Henro Day 3: Journal

10 02 2012

Originally posted at iHenro!

23 November, 2011, Day Three

  • Walking from 7:30 am to 4pm
  • 1 temple (Shosanji)
  • 17.9 km
  • Staying at Nabeiwa-so (6825 yen including dinner and breakfast)

Made it! I kept telling myself if I got though today I could get through anything! And I did. 17.9 km, 3 mountains, 1 temple (and 12.9 km in 5 and a half hours with breaks – I’m proud!).

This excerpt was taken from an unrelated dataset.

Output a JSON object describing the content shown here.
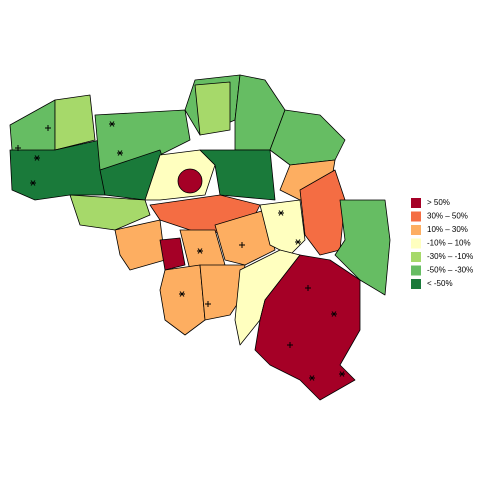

Start of the trail at Fujidera

Started out after a quick breakfast of croissants at the hotel then walked back to Fujidera. Started out on the trail around 8 o’clock. To be honest, the mountains weren’t that hard, 600m, 745m and 705m, but three in 5.5 hours was a challenge. And I had a blister (but luckily it’s under my foot and gave me no trouble with a band-aid on).

Kobo Daishi at Joren-an

Kept crossing paths with new people today. And spiders. At Joren-an (the last shrine before Shosanji) there was a lovely statue with a huge cedar tree behind it.

Shosanji (No. 12)

Shosanji temple itself was lovely, up amongst the cedars. Stayed there for an hour of so before heading to the lodgings for tonight – Nabeiwa-so. On the way I was stopped at a shop and invited to have some coffee and persimmon as osettai. There I met another pilgrim from Tochigi. Most pilgrims seem to be retired men!

The lodge itself is beautiful. New looking yet traditional and rustic with exposed beams and a lovely cedar smell.

Sign marking Henro Korogashi

So my first henro korogashi challenge is past! Only one more in Tokushima. Looking forward to a good sleep and some flat ground tomorrow!